January 12, 1863 : Born in Calcutta
In 1879: Admission to Presidency College
In 1880: Entered the General Assembly Institution
November 1881: First meeting with Sri Ramakrishna
From 1882-86 : Associated with Sri Ramakrishna
In 1884: Graduated examination passed; father’s death
In 1885: Last illness of Sri Ramakrishna
August 16, 1886: Sri Ramakrishna died
In 1886: Establishment of Varaha Nagar Math
January 1887: Formal vow of sannyasa at Varaha Nagar Math
From 1890-93 : India tour as Parivrajak
December 25, 1892 : In Kanyakumari
February 13, 1893: First public lecture at Secunderabad
May 31, 1893 : Left for America from Bombay
July 25, 1893: Arrived in Vancouver, Canada
July 30, 1893: Arrival in Chicago
August 1893: Harvard University Prof. meeting with john wright
September 11, 1893: First lecture at the World Conference of Religions, Chicago
September 27, 1893: Final lecture at the World Conference of Religions, Chicago
May 16, 1894: Speech at Harvard University
November 1894: Establishment of Vedanta Committee in New York
January 1895: Religious classes started in New York
August 1895 : in Paris
October 1895 : Lecture in London
December 6, 1895 : Back to New York
March 22-25, 1896 : Back to London
May-July 1896: Lecture at Harvard University
April 15, 1896 : Back to London
May-July 1896: Religious classes in London
May 28, 1896: Meeting with Max Müller at Oxford
December 30, 1896: From Naples to India
January 15, 1897 : Arrival in Colombo, Sri Lanka
February 6-15, 1897 : In Madras
February 19, 1897 : Arrival at Calcutta
May 1, 1897: Establishment of Ramakrishna Mission
May-December 1897: Visit to North India
January 1898: Return to Calcutta
March 19, 1899: Establishment of Advaita Ashram in Mayawati
June 20, 1899: Second visit to the West
July 31, 1899: Arrival in New York
February 22, 1900: Establishment of the Vedanta Committee in San Francisco
June 1900: Last class in New York
July 26, 1900 : Leaves Europe
October 24, 1900: Visit to countries like Vienna, Hungary, Kustuntunia, Greece, Egypt etc.

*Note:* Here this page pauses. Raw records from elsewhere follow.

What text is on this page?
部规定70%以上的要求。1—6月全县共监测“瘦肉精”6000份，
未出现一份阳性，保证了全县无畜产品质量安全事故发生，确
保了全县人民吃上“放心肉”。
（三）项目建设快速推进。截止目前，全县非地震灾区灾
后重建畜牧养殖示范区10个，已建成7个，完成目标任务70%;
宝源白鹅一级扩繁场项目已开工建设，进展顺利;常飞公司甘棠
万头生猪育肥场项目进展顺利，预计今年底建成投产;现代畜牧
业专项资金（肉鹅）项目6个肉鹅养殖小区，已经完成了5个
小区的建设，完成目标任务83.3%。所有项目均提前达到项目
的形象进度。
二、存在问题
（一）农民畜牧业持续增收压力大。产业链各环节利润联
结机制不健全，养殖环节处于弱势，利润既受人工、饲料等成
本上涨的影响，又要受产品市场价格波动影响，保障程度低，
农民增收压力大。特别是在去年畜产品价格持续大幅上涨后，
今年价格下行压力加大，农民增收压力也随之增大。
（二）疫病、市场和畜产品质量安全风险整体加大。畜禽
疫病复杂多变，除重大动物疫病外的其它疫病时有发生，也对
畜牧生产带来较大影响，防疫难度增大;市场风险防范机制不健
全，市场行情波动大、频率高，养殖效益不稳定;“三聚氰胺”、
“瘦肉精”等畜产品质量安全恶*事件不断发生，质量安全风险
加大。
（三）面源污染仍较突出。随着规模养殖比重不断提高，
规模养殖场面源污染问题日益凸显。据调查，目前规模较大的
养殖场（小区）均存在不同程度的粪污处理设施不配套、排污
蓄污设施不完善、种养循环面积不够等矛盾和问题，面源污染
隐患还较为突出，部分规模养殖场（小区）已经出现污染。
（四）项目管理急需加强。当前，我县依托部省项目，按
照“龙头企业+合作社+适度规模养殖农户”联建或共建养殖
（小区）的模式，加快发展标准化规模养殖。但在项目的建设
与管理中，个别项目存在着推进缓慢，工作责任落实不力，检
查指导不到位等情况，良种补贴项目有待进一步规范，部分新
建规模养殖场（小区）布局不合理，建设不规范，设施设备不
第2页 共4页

26 November 1900 : Left for India
December 9, 1900: Arrival at Belur Math
January 1901: Mayawati’s visit
March-May 1901: Pilgrimage to East Bengal and Assam
January-February 1902: Visit to Bodh Gaya and Varanasi
March 1902 : Return to Belur Math
July 4, 1902: Mahasamadhi.

Why we celebrate International Yuva Diwas?

It is celebrated annually on ’12 August’. The youth of any country is a strong basis for the development of that country, but when this youth forgets his social and political responsibilities and wastes his time in luxuries, then the country starts moving towards ruin. International Youth Day was organized for the first time in the year 2000. Celebrating International Youth Day means that the government should pay attention to the issues of youth and their point of view. According to the decision of the United Nations, 1985 AD was declared as the International Youth Year.